This week I watched as many thousands of Egyptians celebrated the exit of a dictator with unbridled joy, their faces reflecting the release of their subjugated spirits. I rejoiced with them, not without a little envy that I wasn’t watching those faces celebrating in the Plaza of the Revolution in Havana, Cuba, and filled by a desire for all the world’s people who live in oppression to experience their release. What a divine moment!
But just a moment…
What next?
I am no expert on Egyptian politics, but I have lived through at least one revolution that leads me to approach these things with caution.
I once lived through a moment like this in a land very far from Egypt more than a half a century ago. In the first exhilarating moments, as we welcomed our saviors from Batista and took to the streets in celebration of Fidel’s arrival. we were unprepared for the challenges of freedom We stayed in the moment of celebration for too long and failed to look around us and ahead. We have paid dearly for that.
I have worked extensively with abused women through my years as a psychotherapist. I was a Mental Health Program Coordinator in charge of a domestic violence program that treated survivors and perpetrators of abuse, and for years volunteered my time in shelters where I strove to empower women as they faced the challenge of taking charge of their lives, of starting over in the absence of their once knights in shining armors.
New found freedom, whether from an abusive partner or an abusive dictator, brings with it a certain feeling of vertigo. The childlike need to be “taken care of”, whether by a tyrant in the home or a tyrant head of government, forces individuals and populations to abdicate responsibility for their own welfare. The victims look to the abuser for direction, for their very sustenance. In their absence there is a risk that the vacuum will be filled by the first benevolent seeming figure to take their place. Sometimes, benevolent seeming is not a requirement. Overcome by vertigo, individuals as well as nations fall into the arms of whoever shows up next. Many times, after the initial sigh of relief, both find themselves in worse predicaments.
I am struck by the fact the the Egyptians are now at the mercy of an army that followed their commander Hosni Mubarak’s orders for for thirty years, and I wonder if their obvious zest for freedom and their stated commitment to work towards democracy will be strong enough to overcome their need to trust those who promise relief.

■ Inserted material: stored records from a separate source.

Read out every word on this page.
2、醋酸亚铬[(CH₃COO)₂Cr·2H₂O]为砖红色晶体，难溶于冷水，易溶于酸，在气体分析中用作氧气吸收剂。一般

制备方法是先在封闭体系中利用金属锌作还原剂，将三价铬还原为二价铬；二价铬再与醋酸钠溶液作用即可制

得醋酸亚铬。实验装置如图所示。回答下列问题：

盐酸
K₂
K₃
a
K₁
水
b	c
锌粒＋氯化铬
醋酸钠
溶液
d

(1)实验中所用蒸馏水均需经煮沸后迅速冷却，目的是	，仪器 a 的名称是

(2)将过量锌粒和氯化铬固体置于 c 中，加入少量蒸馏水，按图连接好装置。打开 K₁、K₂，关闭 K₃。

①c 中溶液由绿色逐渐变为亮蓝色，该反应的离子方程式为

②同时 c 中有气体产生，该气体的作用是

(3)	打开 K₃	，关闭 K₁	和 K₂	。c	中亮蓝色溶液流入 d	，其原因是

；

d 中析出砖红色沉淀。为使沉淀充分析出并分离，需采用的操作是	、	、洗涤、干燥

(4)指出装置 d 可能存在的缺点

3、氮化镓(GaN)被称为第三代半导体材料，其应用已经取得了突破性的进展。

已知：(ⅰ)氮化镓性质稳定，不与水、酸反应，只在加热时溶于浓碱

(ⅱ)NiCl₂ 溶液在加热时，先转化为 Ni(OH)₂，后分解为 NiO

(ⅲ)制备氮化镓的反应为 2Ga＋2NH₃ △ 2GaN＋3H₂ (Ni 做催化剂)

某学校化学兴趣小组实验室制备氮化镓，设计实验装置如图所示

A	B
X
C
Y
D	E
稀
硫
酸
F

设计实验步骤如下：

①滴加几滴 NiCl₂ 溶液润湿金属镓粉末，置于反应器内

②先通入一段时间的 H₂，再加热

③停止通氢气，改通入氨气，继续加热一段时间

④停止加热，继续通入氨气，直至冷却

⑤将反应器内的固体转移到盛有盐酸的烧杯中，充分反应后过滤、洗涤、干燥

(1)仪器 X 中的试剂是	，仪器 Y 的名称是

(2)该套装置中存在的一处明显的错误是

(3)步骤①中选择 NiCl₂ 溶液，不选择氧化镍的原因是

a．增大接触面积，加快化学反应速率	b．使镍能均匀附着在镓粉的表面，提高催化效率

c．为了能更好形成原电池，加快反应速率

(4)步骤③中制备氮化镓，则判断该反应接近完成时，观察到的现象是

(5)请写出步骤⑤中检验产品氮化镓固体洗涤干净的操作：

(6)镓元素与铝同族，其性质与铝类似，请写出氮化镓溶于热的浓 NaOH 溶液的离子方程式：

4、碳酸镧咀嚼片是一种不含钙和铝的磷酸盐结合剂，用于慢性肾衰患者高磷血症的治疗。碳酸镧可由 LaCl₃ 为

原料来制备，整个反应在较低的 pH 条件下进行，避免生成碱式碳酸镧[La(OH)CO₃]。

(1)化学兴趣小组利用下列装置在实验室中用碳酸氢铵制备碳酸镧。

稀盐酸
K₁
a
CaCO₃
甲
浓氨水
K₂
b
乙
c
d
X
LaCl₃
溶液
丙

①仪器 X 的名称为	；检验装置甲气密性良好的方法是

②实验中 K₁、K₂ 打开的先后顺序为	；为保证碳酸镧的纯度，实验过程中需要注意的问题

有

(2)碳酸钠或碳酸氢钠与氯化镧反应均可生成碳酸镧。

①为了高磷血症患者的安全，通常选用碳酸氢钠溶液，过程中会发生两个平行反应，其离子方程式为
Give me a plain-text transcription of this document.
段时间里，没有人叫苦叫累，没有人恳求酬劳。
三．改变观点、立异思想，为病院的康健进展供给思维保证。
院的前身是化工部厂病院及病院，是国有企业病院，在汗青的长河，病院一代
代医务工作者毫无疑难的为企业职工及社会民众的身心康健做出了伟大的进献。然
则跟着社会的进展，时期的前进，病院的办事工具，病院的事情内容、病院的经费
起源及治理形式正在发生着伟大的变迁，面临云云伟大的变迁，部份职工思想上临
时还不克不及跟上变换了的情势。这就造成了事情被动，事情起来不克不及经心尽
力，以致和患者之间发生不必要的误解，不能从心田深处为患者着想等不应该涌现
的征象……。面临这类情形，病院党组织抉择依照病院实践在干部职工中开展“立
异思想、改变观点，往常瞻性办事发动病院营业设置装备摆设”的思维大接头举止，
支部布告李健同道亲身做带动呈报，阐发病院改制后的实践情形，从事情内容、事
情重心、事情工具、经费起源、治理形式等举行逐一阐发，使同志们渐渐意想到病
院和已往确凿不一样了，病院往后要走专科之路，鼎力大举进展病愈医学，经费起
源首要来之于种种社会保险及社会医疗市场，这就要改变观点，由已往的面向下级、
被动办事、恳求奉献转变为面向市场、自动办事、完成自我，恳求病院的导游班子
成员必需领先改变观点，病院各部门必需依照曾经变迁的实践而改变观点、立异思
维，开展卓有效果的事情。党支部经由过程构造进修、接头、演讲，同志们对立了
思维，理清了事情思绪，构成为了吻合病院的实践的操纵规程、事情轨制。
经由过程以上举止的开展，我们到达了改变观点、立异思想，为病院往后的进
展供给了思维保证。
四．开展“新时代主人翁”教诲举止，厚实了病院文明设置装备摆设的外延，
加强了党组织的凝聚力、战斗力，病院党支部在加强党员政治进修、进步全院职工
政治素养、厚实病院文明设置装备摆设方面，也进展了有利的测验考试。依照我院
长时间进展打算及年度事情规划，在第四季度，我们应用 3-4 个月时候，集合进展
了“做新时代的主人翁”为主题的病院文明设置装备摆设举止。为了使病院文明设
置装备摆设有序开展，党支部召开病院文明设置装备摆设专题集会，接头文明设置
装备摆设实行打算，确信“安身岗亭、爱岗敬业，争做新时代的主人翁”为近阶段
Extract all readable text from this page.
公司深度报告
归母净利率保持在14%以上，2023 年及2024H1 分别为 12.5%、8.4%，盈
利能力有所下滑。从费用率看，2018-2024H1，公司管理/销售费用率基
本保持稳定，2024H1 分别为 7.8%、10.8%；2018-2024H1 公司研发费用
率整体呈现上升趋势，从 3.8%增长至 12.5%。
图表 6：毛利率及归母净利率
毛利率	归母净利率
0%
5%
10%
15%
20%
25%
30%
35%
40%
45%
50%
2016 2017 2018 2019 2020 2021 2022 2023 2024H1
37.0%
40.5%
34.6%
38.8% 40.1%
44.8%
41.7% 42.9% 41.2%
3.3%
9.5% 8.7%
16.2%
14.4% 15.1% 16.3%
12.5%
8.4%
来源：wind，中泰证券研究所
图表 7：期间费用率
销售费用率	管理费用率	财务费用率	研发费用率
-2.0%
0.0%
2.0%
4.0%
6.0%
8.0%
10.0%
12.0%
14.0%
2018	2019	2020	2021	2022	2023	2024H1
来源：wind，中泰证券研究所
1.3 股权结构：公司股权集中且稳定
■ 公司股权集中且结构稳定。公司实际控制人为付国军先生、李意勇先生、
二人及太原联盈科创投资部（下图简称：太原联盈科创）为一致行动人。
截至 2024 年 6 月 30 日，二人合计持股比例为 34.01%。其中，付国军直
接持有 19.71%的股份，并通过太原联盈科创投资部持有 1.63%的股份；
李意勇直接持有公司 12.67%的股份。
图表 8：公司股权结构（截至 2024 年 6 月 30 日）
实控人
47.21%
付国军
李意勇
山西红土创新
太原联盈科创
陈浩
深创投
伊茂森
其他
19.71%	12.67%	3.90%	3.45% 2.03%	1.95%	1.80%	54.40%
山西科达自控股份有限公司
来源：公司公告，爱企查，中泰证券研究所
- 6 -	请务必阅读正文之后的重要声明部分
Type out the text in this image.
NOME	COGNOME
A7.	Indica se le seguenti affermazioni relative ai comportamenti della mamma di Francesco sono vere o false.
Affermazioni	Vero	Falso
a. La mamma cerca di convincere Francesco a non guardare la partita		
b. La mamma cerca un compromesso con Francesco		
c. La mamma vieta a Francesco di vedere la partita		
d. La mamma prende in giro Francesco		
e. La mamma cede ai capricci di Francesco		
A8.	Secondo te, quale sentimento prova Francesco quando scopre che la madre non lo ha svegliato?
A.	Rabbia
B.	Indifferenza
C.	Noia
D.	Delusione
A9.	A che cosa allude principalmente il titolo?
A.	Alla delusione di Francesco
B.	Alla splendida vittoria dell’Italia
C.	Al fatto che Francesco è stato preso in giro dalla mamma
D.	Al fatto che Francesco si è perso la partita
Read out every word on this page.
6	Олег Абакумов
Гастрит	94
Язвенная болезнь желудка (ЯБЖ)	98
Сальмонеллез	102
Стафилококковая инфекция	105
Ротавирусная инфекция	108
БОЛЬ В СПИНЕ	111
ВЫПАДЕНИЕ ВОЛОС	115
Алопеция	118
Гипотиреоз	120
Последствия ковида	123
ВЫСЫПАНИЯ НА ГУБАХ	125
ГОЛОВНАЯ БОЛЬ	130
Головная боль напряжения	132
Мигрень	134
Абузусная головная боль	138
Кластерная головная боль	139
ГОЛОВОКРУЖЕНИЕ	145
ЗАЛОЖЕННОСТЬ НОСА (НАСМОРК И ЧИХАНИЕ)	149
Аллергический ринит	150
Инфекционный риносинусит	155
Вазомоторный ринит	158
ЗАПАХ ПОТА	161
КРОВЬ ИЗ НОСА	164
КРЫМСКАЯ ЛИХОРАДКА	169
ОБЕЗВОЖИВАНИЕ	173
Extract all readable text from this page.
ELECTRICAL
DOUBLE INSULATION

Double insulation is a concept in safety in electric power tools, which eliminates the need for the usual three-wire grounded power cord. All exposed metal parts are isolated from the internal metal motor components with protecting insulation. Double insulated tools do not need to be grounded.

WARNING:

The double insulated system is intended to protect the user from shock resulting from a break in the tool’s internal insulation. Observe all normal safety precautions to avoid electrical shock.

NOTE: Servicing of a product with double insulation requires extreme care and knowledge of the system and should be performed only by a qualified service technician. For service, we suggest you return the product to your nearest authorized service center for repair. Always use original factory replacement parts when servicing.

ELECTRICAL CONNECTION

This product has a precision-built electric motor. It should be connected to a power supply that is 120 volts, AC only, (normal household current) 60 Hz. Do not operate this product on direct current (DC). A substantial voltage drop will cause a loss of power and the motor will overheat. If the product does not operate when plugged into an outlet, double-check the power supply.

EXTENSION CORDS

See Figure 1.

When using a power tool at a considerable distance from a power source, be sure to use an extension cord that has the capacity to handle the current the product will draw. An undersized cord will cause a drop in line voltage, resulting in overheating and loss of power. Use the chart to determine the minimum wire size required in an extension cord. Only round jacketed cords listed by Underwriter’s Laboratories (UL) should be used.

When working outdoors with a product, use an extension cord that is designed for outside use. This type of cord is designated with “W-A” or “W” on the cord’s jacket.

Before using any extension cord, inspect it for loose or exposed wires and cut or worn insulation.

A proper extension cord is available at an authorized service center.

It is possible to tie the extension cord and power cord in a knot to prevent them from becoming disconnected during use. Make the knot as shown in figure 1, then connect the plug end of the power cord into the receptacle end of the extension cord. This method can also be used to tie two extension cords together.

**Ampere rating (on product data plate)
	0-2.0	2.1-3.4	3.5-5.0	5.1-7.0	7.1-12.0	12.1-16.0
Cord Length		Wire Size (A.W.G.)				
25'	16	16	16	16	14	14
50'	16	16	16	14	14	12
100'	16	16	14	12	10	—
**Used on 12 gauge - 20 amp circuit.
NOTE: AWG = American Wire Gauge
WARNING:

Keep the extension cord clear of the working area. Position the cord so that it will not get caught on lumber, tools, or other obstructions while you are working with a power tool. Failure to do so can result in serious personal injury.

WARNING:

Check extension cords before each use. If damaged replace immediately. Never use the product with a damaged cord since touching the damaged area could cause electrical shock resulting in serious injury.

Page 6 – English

I wonder if they will have the clarity that is imperative in order to discern what is best for their country, or if they will fall into the temptation to “look up to” a new savior or saviors. Will they be up to the challenge of looking ahead and uniting as a people to realize their own vision of freedom? Is it too much to ask a people who have not known freedom for thirty years to conceptualize what freedom will look like for them?
Observing Egypt I think of my own people. My fellow Cubans on the island who haven’t taken a free breath for generations; my fellow Cubans who abused by one tyrant, fell right into the arms of another much more macabre than the previous one. My fellow Cubans in exile are not united. Were there to be a rising of the people in Havana, a frantic celebration of new found freedom, would things be different? Would Cubans be able to find their way to freedom, or simply settle for a more tolerable tyranny?
You say you want a revolution?
Well, you know, we all want to change the world…..
But are we prepared?
My hopes and prayers are with the people of Egypt, of Cuba, of the abused, and all the people of the world for whom freedom is only a dream.